Natürlich muss sich jede und jeder bemühen. Natürlich braucht der eine mehr und der andere weniger Unterstützung, aber gleiche Chancen ins Leben sind Bildungschan
cen ins Leben. Deswegen muss es früh genug anfangen, gleiche Chancen zu haben. Das muss über die gesamte Karriere der Bildung gehen. Bildung muss immer wieder neu gebührenfrei möglich sein, damit man nicht wie in anderen Ländern am Geld scheitert, dass Arme keine Bildung haben und Reiche Bildung genießen können. Das wollen wir in Rheinland-Pfalz nicht.
Darum ist es auch so wichtig, dass wir nicht nur darüber diskutieren, dass Master und Meister – das ist jetzt ein Begriff, der überall gleich gebraucht wird – gleiche Chancen haben, gleiche Möglichkeiten haben, gleich anerkannt sind in dieser Gesellschaft. Ich glaube auch nicht, dass es es einmal gab, dass man gesagt hat, Master sind bedeutend mehr wert als Meister, weil der Meister hatte schon immer einen guten Ruf in Deutschland. Deswegen glaube ich, es ist wichtig, dass wir in diesem Parlament sagen, es gibt eine Gleichwertigkeit der Ausbildungen.
Dann muss es natürlich auch eine Gleichwertigkeit der Unterstützung der Ausbildung geben. Was war denn das für eine Zeit, oder was ist denn das für eine Zeit, in der ein Meister aus eigener Tasche abends in die Schule gehen muss, die Schule bezahlen muss, die Meisterprüfung bezahlen muss, Zehntausende von D-Mark früher und von Euro heute auf den Tisch blättern muss, damit er Bildung genießen kann? Meine Damen und Herren, das wollen wir nicht weiter haben. Wir wollen auch da eine Chancengleichheit. Deswegen sind wir froh, dass wir den Meisterbonus einführen.
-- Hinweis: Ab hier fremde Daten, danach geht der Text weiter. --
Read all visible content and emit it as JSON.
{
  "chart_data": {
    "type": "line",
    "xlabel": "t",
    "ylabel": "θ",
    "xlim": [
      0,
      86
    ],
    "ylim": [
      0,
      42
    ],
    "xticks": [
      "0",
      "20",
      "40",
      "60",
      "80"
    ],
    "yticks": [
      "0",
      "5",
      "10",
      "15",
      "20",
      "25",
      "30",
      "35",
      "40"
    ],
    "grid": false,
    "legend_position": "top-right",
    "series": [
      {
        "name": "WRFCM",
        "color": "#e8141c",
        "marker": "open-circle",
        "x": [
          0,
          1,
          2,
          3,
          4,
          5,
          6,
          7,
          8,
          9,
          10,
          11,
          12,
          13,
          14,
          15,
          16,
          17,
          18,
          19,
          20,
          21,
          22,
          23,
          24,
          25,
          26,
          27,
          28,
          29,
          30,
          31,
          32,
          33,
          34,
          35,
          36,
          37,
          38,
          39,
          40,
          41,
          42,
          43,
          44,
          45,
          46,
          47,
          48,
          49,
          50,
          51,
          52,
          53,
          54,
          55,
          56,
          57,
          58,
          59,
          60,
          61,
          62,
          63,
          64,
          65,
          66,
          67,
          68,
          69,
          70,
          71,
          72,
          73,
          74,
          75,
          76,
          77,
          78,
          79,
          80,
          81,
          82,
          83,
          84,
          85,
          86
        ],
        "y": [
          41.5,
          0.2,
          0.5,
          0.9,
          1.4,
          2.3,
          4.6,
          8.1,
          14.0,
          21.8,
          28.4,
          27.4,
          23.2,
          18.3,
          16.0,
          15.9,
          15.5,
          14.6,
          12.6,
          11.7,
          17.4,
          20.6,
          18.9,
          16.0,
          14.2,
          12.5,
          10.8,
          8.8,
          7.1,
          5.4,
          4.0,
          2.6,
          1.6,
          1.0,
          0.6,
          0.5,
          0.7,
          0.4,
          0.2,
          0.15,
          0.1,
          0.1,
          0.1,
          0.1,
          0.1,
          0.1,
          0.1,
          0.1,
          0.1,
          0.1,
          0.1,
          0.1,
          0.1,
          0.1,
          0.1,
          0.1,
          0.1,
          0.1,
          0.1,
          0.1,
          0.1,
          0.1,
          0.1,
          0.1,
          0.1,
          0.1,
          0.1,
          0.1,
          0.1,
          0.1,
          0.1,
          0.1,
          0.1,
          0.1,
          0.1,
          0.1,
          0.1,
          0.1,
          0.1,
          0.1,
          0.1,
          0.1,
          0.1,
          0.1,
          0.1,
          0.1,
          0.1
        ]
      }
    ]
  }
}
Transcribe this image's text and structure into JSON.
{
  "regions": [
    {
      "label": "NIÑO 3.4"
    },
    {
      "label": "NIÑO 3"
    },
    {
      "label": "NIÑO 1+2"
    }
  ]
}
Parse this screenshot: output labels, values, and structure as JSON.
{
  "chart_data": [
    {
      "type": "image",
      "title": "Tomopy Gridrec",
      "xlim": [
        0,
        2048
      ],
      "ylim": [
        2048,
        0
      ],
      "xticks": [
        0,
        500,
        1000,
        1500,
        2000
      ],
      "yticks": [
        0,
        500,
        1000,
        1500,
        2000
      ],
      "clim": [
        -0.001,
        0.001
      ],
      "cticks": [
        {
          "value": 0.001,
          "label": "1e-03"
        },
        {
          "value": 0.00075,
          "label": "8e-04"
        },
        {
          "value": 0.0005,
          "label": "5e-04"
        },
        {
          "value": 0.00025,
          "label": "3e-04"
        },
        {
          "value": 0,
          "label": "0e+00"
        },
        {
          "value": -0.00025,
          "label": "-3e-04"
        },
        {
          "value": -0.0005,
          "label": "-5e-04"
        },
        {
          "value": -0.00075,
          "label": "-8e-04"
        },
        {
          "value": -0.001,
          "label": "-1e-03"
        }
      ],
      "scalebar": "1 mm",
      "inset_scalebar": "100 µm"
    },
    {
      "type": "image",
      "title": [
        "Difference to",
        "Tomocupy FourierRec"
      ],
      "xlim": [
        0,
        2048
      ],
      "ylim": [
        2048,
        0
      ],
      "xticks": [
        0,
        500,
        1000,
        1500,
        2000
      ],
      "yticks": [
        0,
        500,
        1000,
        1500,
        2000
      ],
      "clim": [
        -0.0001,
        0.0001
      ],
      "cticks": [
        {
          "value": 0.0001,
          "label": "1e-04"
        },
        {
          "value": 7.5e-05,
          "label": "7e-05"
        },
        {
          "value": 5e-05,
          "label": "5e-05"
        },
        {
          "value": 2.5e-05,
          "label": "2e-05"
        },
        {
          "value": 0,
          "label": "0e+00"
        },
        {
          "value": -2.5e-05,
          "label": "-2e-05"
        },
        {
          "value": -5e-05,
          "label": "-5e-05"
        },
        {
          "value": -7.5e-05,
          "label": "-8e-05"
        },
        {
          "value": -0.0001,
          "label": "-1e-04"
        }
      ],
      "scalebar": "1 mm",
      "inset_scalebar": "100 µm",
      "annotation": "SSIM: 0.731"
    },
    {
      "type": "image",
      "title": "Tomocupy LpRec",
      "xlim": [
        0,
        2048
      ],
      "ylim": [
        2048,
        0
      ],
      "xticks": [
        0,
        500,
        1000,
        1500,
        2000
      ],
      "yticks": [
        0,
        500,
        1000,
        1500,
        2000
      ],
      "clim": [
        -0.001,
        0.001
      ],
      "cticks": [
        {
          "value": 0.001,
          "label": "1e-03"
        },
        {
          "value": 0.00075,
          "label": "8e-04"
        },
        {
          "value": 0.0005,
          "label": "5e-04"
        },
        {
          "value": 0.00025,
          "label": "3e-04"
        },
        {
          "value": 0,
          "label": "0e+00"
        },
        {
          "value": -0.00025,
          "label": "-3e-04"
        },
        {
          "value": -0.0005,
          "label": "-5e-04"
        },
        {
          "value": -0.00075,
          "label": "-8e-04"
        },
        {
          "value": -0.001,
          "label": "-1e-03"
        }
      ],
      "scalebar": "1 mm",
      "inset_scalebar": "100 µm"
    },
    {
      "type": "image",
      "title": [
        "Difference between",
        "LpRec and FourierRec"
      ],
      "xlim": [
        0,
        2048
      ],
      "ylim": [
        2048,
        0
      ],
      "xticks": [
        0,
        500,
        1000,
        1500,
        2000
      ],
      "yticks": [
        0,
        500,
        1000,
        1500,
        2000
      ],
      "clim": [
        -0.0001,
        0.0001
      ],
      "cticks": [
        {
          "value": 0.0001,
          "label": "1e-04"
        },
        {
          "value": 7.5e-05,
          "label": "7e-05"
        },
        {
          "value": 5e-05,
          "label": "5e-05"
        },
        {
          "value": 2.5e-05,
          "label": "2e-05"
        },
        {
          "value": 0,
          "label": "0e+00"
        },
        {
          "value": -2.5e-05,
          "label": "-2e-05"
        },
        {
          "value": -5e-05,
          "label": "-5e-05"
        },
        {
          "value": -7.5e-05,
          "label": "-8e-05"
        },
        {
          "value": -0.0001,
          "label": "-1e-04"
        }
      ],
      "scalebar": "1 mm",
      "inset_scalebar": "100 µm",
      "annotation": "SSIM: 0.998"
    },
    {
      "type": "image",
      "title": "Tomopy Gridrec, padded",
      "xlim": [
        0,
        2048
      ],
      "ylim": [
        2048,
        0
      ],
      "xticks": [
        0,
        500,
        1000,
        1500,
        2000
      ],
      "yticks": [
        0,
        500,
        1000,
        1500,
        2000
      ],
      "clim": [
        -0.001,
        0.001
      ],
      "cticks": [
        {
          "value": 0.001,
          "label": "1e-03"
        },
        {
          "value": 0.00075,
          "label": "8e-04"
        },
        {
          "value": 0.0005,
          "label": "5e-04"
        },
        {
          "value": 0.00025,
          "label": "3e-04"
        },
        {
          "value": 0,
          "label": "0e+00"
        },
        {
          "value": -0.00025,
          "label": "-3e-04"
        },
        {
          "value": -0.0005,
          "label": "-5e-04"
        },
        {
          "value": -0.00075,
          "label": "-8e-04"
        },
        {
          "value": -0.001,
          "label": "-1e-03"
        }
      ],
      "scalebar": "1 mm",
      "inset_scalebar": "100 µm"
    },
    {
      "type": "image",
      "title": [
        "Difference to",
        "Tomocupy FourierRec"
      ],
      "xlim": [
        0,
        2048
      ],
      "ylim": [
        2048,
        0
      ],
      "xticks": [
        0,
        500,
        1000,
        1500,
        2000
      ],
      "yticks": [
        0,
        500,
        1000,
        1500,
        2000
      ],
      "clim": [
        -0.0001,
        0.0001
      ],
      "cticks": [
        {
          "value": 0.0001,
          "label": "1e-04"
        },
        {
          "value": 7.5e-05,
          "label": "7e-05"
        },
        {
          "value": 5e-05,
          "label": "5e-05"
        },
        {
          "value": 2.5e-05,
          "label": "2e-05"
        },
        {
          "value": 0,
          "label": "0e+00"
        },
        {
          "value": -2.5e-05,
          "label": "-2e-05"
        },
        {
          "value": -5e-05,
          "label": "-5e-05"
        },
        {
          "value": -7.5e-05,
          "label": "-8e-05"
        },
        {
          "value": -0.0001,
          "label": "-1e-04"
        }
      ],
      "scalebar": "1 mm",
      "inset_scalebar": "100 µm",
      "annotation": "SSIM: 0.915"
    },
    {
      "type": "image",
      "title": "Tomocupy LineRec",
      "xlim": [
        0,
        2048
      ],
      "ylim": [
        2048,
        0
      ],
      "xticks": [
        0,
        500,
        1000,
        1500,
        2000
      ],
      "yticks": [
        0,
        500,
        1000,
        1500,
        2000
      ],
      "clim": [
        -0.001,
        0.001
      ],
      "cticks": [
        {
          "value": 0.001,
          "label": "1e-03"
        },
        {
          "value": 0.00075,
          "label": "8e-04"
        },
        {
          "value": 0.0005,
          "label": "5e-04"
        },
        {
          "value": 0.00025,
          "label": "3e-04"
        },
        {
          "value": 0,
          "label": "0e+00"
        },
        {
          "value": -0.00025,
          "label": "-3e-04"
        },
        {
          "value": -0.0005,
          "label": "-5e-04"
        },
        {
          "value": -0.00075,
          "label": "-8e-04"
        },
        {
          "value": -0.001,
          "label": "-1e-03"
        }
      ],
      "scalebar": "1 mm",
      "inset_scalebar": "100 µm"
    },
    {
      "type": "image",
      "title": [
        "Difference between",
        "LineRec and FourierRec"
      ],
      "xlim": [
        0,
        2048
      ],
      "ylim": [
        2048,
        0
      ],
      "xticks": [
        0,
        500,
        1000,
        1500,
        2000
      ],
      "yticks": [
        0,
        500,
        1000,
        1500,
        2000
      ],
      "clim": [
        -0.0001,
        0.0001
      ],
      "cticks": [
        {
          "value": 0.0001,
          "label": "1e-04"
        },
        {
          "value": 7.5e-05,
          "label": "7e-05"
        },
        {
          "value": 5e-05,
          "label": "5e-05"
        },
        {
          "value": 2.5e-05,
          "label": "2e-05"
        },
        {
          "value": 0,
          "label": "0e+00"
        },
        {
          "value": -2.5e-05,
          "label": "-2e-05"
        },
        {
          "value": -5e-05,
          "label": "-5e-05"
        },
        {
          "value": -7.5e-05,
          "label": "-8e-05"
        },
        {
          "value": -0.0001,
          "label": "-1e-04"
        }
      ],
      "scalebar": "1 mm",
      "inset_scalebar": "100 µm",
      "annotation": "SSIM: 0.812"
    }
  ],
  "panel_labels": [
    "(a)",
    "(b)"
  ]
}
Wir haben, um noch einmal auf die frühkindliche Bildung zurückzukommen, die uns allen doch sehr wichtig ist, da Fortschritte erzielt. Wir können natürlich nicht alle Träume Wahrheit werden lassen. Natürlich wäre es schöner, wenn die Schlüssel der Betreuung in den Kitas besser wären. Natürlich wäre es schöner, wenn die eine oder andere Ausstattung noch besser wäre, aber auf das, was wir in Rheinland-Pfalz haben, können wir stolz sein. Was wir in Rheinland-Pfalz im Bereich der frühkindlichen Bildung erreicht haben, ist, dass viele, viele Kinder hier in den Kindergarten gehen. Mehr als in anderen Flächenländern. Deswegen glaube ich, ist das Angebot gut, ist das Angebot wichtig.
Es gibt keine Pflicht – das muss ich auch gleich dazu sagen, falls Sie das falsch verstanden haben –, aber das Angebot ist da. Ein gutes Angebot, das genutzt werden kann, das genutzt werden soll. Deswegen ist eine gute Kita-Versorgung auch eine Frage der Chancengleichheit in Rheinland-Pfalz. Kita!Plus war eines unserer Programme. Dazu gehören gute Vernetzungsstellen der Kitas mit den Familien, um Familien gleich bei den Kitas einbeziehen zu können. Wenn es Schwierigkeiten gibt, kommt man da viel besser zurecht. Das sind Programme, die wir gerne weiterführen werden.